Todavia, o legislador estabeleceu uma exclusão expressa: os chamados bens finais de informática não se beneficiam desse regime incentivado.

O §1º do art. 3º da Lei nº 7.965/1989 dispõe que não gozarão das isenções previstas os bens finais de informática. Em termos práticos, isso significa que produtos como notebooks, desktops, consoles, smartphones e outros bens acabados de informática não podem ingressar na ALCT mediante o regime especial de importação incentivada.

Essa restrição revela uma opção de política industrial. O legislador buscou impedir que a área de livre comércio fosse utilizada para concorrência fiscal direta com o polo industrial de Manaus, cuja lógica econômica historicamente se apoia em incentivos voltados à produção e industrialização local.

Surge, então, uma distinção jurídica relevante entre dois regimes diversos: a importação incentivada realizada por intermédio da ALCT e o ingresso regular de bens no Brasil por outros canais juridicamente admitidos.

Embora um morador de Tabatinga não possa importar diretamente um notebook com fruição do regime especial da ALCT, nada impede, em tese, que esse mesmo indivíduo adquira o produto no exterior durante viagem internacional e o traga ao Brasil por meio do regime comum aplicável ao viajante.

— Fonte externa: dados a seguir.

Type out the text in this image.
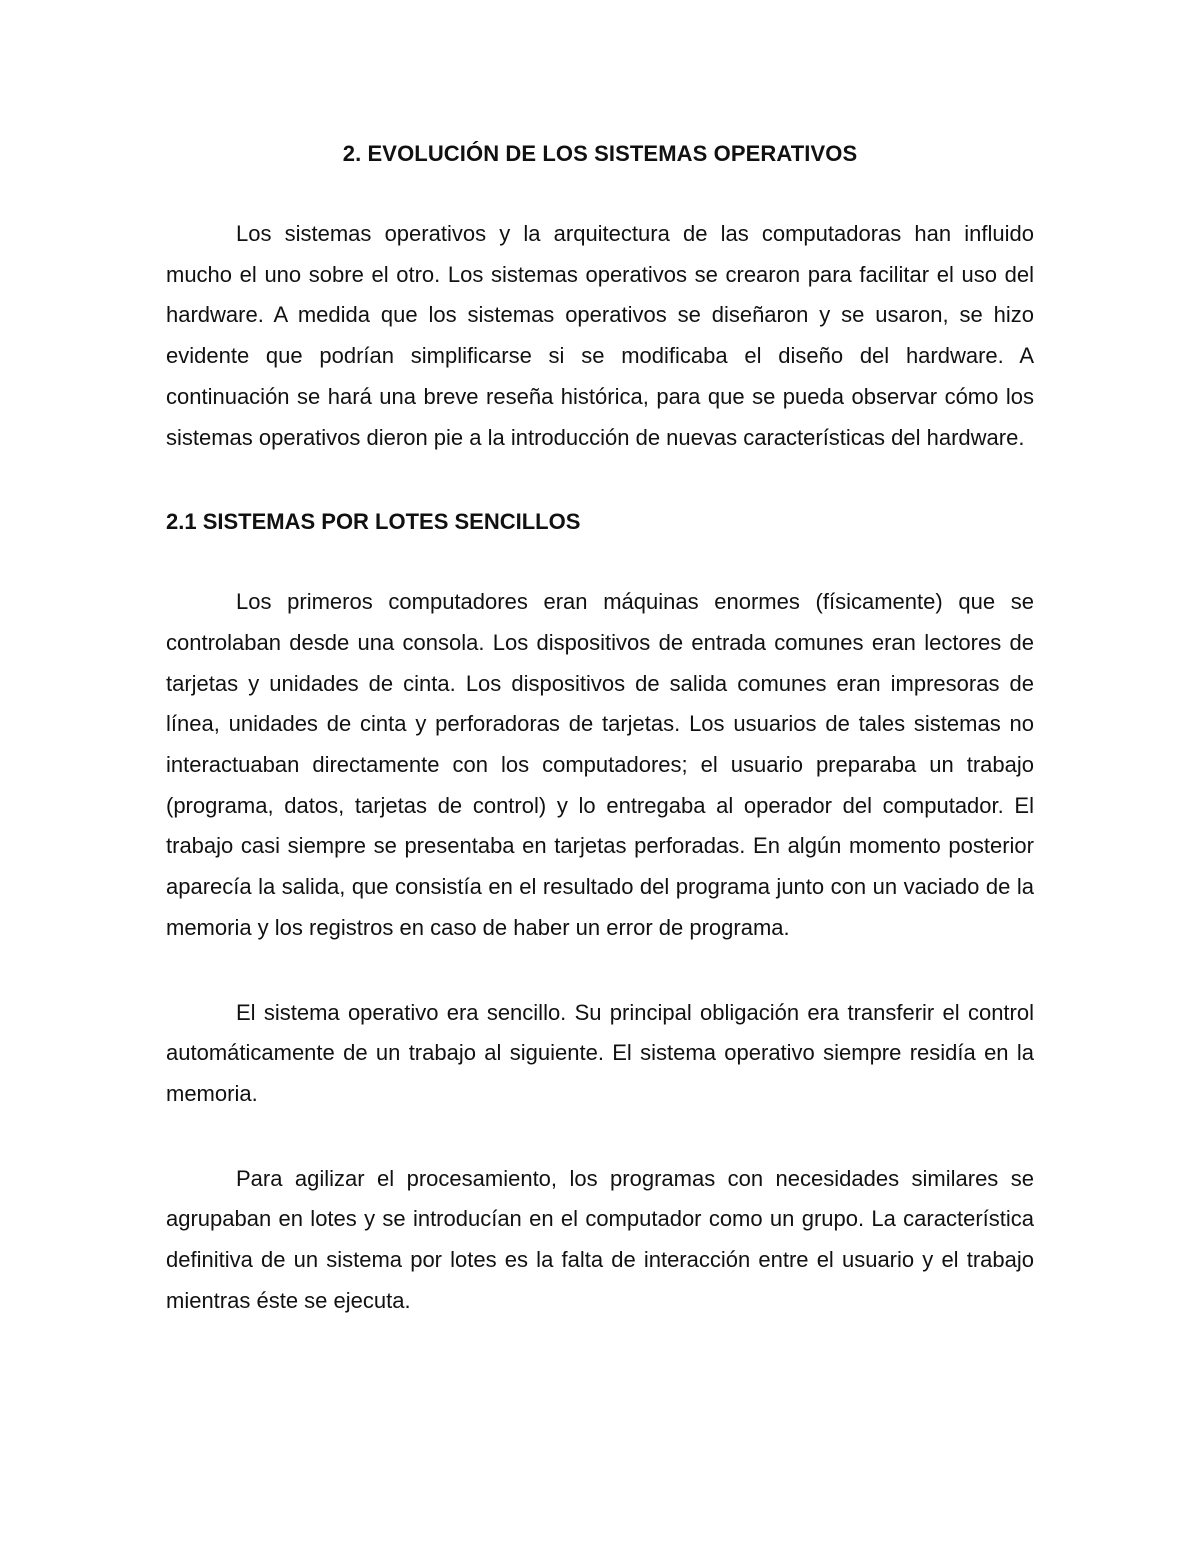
2. EVOLUCIÓN DE LOS SISTEMAS OPERATIVOS

Los sistemas operativos y la arquitectura de las computadoras han influido mucho el uno sobre el otro. Los sistemas operativos se crearon para facilitar el uso del hardware. A medida que los sistemas operativos se diseñaron y se usaron, se hizo evidente que podrían simplificarse si se modificaba el diseño del hardware. A continuación se hará una breve reseña histórica, para que se pueda observar cómo los sistemas operativos dieron pie a la introducción de nuevas características del hardware.

2.1 SISTEMAS POR LOTES SENCILLOS

Los primeros computadores eran máquinas enormes (físicamente) que se controlaban desde una consola. Los dispositivos de entrada comunes eran lectores de tarjetas y unidades de cinta. Los dispositivos de salida comunes eran impresoras de línea, unidades de cinta y perforadoras de tarjetas. Los usuarios de tales sistemas no interactuaban directamente con los computadores; el usuario preparaba un trabajo (programa, datos, tarjetas de control) y lo entregaba al operador del computador. El trabajo casi siempre se presentaba en tarjetas perforadas. En algún momento posterior aparecía la salida, que consistía en el resultado del programa junto con un vaciado de la memoria y los registros en caso de haber un error de programa.

El sistema operativo era sencillo. Su principal obligación era transferir el control automáticamente de un trabajo al siguiente. El sistema operativo siempre residía en la memoria.

Para agilizar el procesamiento, los programas con necesidades similares se agrupaban en lotes y se introducían en el computador como un grupo. La característica definitiva de un sistema por lotes es la falta de interacción entre el usuario y el trabajo mientras éste se ejecuta.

Nesse cenário, o fluxo operacional é distinto:

  • aquisição do bem no exterior;
  • ingresso no Brasil por aeroporto internacional, como em Manaus;
  • observância das regras de bagagem acompanhada, cotas e eventual recolhimento tributário;
  • posterior deslocamento interno do bem até Tabatinga.

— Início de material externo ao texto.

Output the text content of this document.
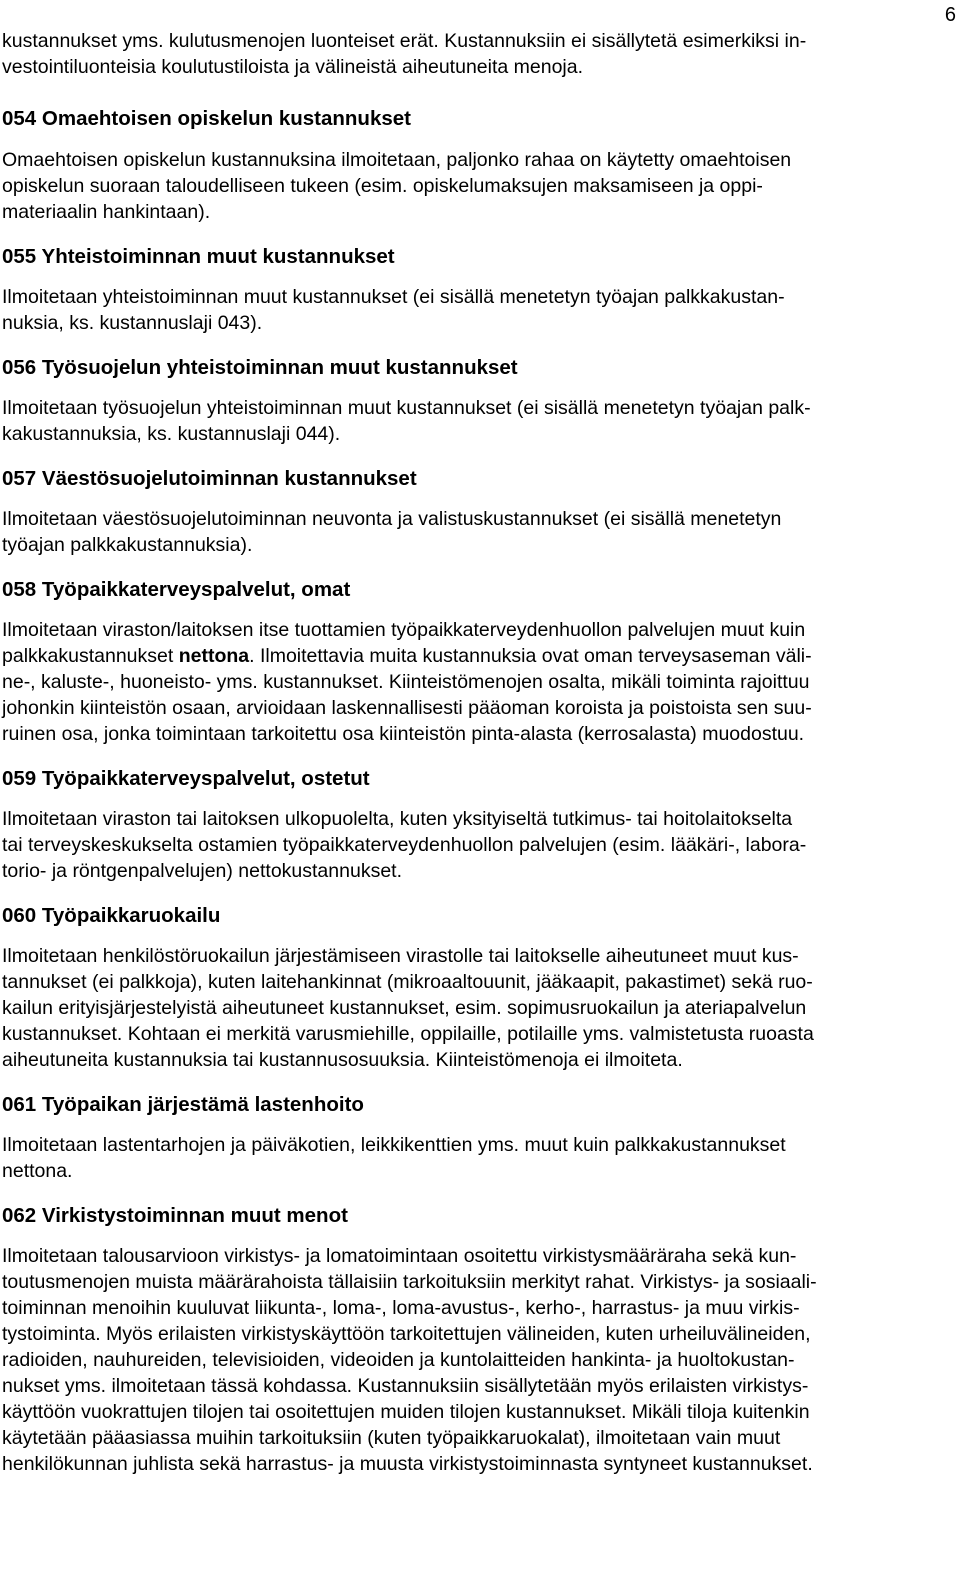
6
kustannukset yms. kulutusmenojen luonteiset erät. Kustannuksiin ei sisällytetä esimerkiksi in-
vestointiluonteisia koulutustiloista ja välineistä aiheutuneita menoja.
054 Omaehtoisen opiskelun kustannukset
Omaehtoisen opiskelun kustannuksina ilmoitetaan, paljonko rahaa on käytetty omaehtoisen
opiskelun suoraan taloudelliseen tukeen (esim. opiskelumaksujen maksamiseen ja oppi-
materiaalin hankintaan).
055 Yhteistoiminnan muut kustannukset
Ilmoitetaan yhteistoiminnan muut kustannukset (ei sisällä menetetyn työajan palkkakustan-
nuksia, ks. kustannuslaji 043).
056 Työsuojelun yhteistoiminnan muut kustannukset
Ilmoitetaan työsuojelun yhteistoiminnan muut kustannukset (ei sisällä menetetyn työajan palk-
kakustannuksia, ks. kustannuslaji 044).
057 Väestösuojelutoiminnan kustannukset
Ilmoitetaan väestösuojelutoiminnan neuvonta ja valistuskustannukset (ei sisällä menetetyn
työajan palkkakustannuksia).
058 Työpaikkaterveyspalvelut, omat
Ilmoitetaan viraston/laitoksen itse tuottamien työpaikkaterveydenhuollon palvelujen muut kuin
palkkakustannukset nettona. Ilmoitettavia muita kustannuksia ovat oman terveysaseman väli-
ne-, kaluste-, huoneisto- yms. kustannukset. Kiinteistömenojen osalta, mikäli toiminta rajoittuu
johonkin kiinteistön osaan, arvioidaan laskennallisesti pääoman koroista ja poistoista sen suu-
ruinen osa, jonka toimintaan tarkoitettu osa kiinteistön pinta-alasta (kerrosalasta) muodostuu.
059 Työpaikkaterveyspalvelut, ostetut
Ilmoitetaan viraston tai laitoksen ulkopuolelta, kuten yksityiseltä tutkimus- tai hoitolaitokselta
tai terveyskeskukselta ostamien työpaikkaterveydenhuollon palvelujen (esim. lääkäri-, labora-
torio- ja röntgenpalvelujen) nettokustannukset.
060 Työpaikkaruokailu
Ilmoitetaan henkilöstöruokailun järjestämiseen virastolle tai laitokselle aiheutuneet muut kus-
tannukset (ei palkkoja), kuten laitehankinnat (mikroaaltouunit, jääkaapit, pakastimet) sekä ruo-
kailun erityisjärjestelyistä aiheutuneet kustannukset, esim. sopimusruokailun ja ateriapalvelun
kustannukset. Kohtaan ei merkitä varusmiehille, oppilaille, potilaille yms. valmistetusta ruoasta
aiheutuneita kustannuksia tai kustannusosuuksia. Kiinteistömenoja ei ilmoiteta.
061 Työpaikan järjestämä lastenhoito
Ilmoitetaan lastentarhojen ja päiväkotien, leikkikenttien yms. muut kuin palkkakustannukset
nettona.
062 Virkistystoiminnan muut menot
Ilmoitetaan talousarvioon virkistys- ja lomatoimintaan osoitettu virkistysmääräraha sekä kun-
toutusmenojen muista määrärahoista tällaisiin tarkoituksiin merkityt rahat. Virkistys- ja sosiaali-
toiminnan menoihin kuuluvat liikunta-, loma-, loma-avustus-, kerho-, harrastus- ja muu virkis-
tystoiminta. Myös erilaisten virkistyskäyttöön tarkoitettujen välineiden, kuten urheiluvälineiden,
radioiden, nauhureiden, televisioiden, videoiden ja kuntolaitteiden hankinta- ja huoltokustan-
nukset yms. ilmoitetaan tässä kohdassa. Kustannuksiin sisällytetään myös erilaisten virkistys-
käyttöön vuokrattujen tilojen tai osoitettujen muiden tilojen kustannukset. Mikäli tiloja kuitenkin
käytetään pääasiassa muihin tarkoituksiin (kuten työpaikkaruokalat), ilmoitetaan vain muut
henkilökunnan juhlista sekä harrastus- ja muusta virkistystoiminnasta syntyneet kustannukset.
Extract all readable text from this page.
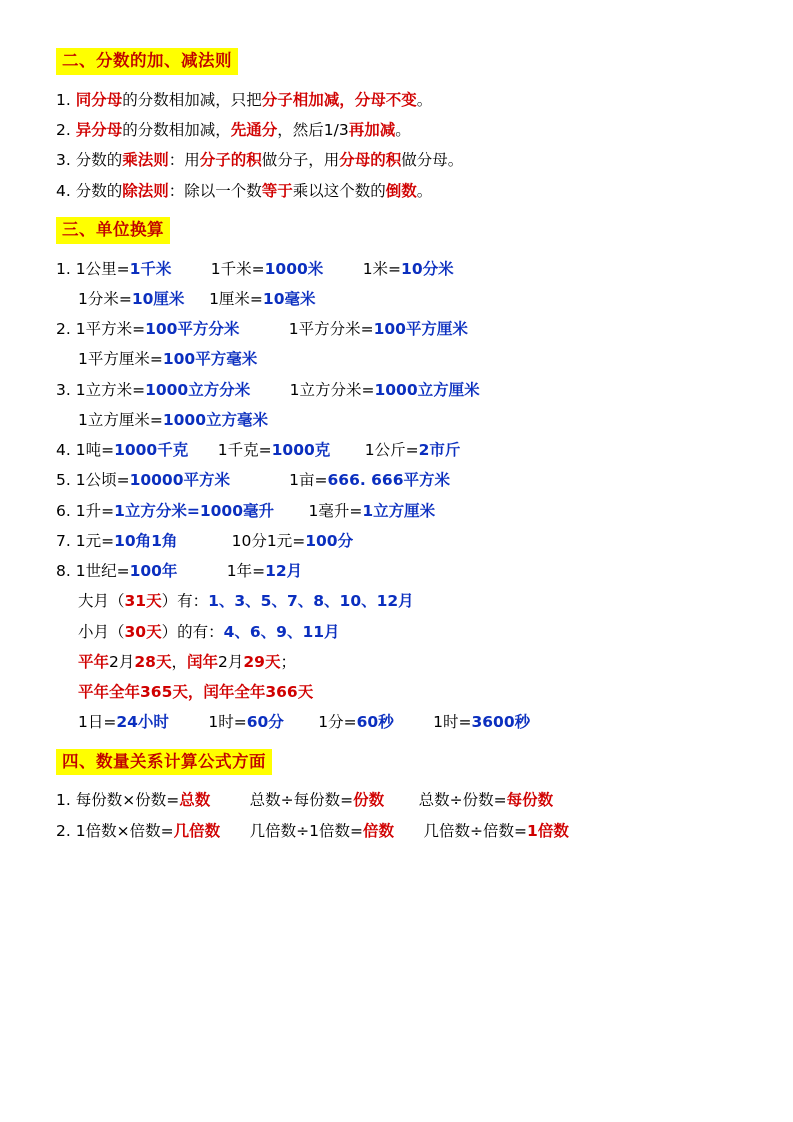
二、分数的加、减法则
1. 同分母的分数相加减，只把分子相加减，分母不变。
2. 异分母的分数相加减，先通分，然后1/3再加减。
3. 分数的乘法则：用分子的积做分子，用分母的积做分母。
4. 分数的除法则：除以一个数等于乘以这个数的倒数。
三、单位换算
1. 1公里=1千米        1千米=1000米        1米=10分米
1分米=10厘米     1厘米=10毫米
2. 1平方米=100平方分米          1平方分米=100平方厘米
1平方厘米=100平方毫米
3. 1立方米=1000立方分米        1立方分米=1000立方厘米
1立方厘米=1000立方毫米
4. 1吨=1000千克      1千克=1000克       1公斤=2市斤
5. 1公顷=10000平方米            1亩=666. 666平方米
6. 1升=1立方分米=1000毫升       1毫升=1立方厘米
7. 1元=10角1角           10分1元=100分
8. 1世纪=100年          1年=12月
大月（31天）有：1、3、5、7、8、10、12月
小月（30天）的有：4、6、9、11月
平年2月28天，闰年2月29天；
平年全年365天，闰年全年366天
1日=24小时        1时=60分       1分=60秒        1时=3600秒
四、数量关系计算公式方面
1. 每份数×份数=总数        总数÷每份数=份数       总数÷份数=每份数
2. 1倍数×倍数=几倍数      几倍数÷1倍数=倍数      几倍数÷倍数=1倍数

Aqui não há utilização do regime especial da ALCT. O bem ingressa no território nacional por regime ordinário ou de bagagem internacional, e apenas posteriormente circula internamente para Tabatinga.

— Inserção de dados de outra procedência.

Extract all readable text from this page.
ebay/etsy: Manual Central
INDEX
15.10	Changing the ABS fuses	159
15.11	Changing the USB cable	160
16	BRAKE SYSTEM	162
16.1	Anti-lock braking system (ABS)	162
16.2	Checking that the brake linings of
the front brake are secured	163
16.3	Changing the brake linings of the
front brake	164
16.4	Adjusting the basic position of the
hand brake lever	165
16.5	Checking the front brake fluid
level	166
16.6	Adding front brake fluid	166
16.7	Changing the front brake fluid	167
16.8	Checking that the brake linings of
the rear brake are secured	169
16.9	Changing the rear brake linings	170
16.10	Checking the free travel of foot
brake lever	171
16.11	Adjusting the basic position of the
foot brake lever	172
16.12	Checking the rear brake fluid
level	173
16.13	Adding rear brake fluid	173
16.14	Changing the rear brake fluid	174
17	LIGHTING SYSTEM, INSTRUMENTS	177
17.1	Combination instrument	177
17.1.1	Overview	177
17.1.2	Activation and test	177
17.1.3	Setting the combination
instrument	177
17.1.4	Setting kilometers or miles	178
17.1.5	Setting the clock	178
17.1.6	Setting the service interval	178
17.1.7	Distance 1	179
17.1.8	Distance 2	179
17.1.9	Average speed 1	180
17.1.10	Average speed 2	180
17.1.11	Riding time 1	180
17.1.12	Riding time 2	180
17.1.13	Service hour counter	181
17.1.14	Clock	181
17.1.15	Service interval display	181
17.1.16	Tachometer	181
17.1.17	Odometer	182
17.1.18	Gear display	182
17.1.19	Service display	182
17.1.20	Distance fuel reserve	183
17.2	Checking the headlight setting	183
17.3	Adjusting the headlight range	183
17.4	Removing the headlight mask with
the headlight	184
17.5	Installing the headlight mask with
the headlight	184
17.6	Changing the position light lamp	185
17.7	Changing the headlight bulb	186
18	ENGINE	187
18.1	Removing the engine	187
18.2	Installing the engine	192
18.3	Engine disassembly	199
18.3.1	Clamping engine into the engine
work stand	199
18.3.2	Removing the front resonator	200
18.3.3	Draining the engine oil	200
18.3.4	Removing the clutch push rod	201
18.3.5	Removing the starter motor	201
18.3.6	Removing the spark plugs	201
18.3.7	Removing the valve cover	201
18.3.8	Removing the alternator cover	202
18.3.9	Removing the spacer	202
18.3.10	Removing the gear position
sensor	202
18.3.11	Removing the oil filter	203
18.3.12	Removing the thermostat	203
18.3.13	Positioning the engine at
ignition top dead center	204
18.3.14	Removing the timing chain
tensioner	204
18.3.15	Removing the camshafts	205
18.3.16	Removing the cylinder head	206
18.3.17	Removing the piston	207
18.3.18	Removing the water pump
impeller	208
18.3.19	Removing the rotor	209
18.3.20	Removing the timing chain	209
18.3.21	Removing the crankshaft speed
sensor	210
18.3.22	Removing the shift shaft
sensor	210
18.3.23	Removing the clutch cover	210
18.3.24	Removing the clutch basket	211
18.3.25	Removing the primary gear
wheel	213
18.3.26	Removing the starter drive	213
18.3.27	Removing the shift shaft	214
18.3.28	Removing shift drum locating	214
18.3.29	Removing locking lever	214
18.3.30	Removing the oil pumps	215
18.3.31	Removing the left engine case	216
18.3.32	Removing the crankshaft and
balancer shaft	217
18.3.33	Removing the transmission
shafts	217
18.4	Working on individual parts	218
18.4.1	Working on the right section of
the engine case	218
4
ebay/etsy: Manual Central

A consequência prática é significativa: a vedação legal recai sobre o uso do incentivo fiscal da ALCT para importar bens finais de informática, não sobre a posse, circulação ou aquisição desses bens por residentes locais mediante outros regimes legais.

Em outras palavras, a legislação não proíbe que moradores de Tabatinga possuam notebooks ou outros bens finais de informática adquiridos no exterior; apenas impede que utilizem o canal incentivado da área de livre comércio para introduzi-los diretamente.

Essa arquitetura normativa produz um resultado curioso. Para diversas categorias de mercadorias, Tabatinga pode funcionar como plataforma logística vantajosa para importação, armazenamento e reexportação. Contudo, em relação a bens finais de informática, o regime especial se fecha, obrigando o interessado a recorrer ao canal ordinário de ingresso internacional.

Há, portanto, uma convivência de regimes:

  1. Regime especial da ALCT
    Permite importação incentivada de mercadorias admitidas pela lei, inclusive para estocagem e reexportação.
  2. Regime comum ou de viajante internacional
    Permite ingresso regular de bens finais de informática, desde que respeitadas regras gerais de importação e bagagem.

Essa distinção é essencial para evitar interpretações equivocadas segundo as quais a vedação aos bens finais de informática impediria completamente seu ingresso em Tabatinga. Não é esse o caso. A limitação é instrumental e tributária, não absoluta.

Do ponto de vista estratégico, isso significa que residentes de Tabatinga interessados em adquirir bens finais de informática precisam estruturar sua logística não pela ALCT, mas por canais ordinários de internalização.

Conclui-se, assim, que a legislação da Área de Livre Comércio de Tabatinga estabelece um sistema dual: abertura fiscal ampla para determinadas operações de comércio exterior e fechamento seletivo para bens finais de informática. Essa seletividade protege interesses industriais específicos e delimita com precisão o alcance dos incentivos regionais.

A análise demonstra que, embora a ALCT não seja veículo apto à importação incentivada de bens finais de informática, permanece juridicamente possível que tais bens ingressem em Tabatinga mediante aquisição internacional regular por viajante e posterior circulação interna, desde que observadas as normas gerais aplicáveis.

O caso ilustra, de forma emblemática, a sofisticação — e por vezes a excessiva complexidade — da engenharia tributária brasileira: aquilo que é vedado por uma via permanece acessível por outra, desde que se compreenda corretamente a arquitetura dos regimes jurídicos coexistentes.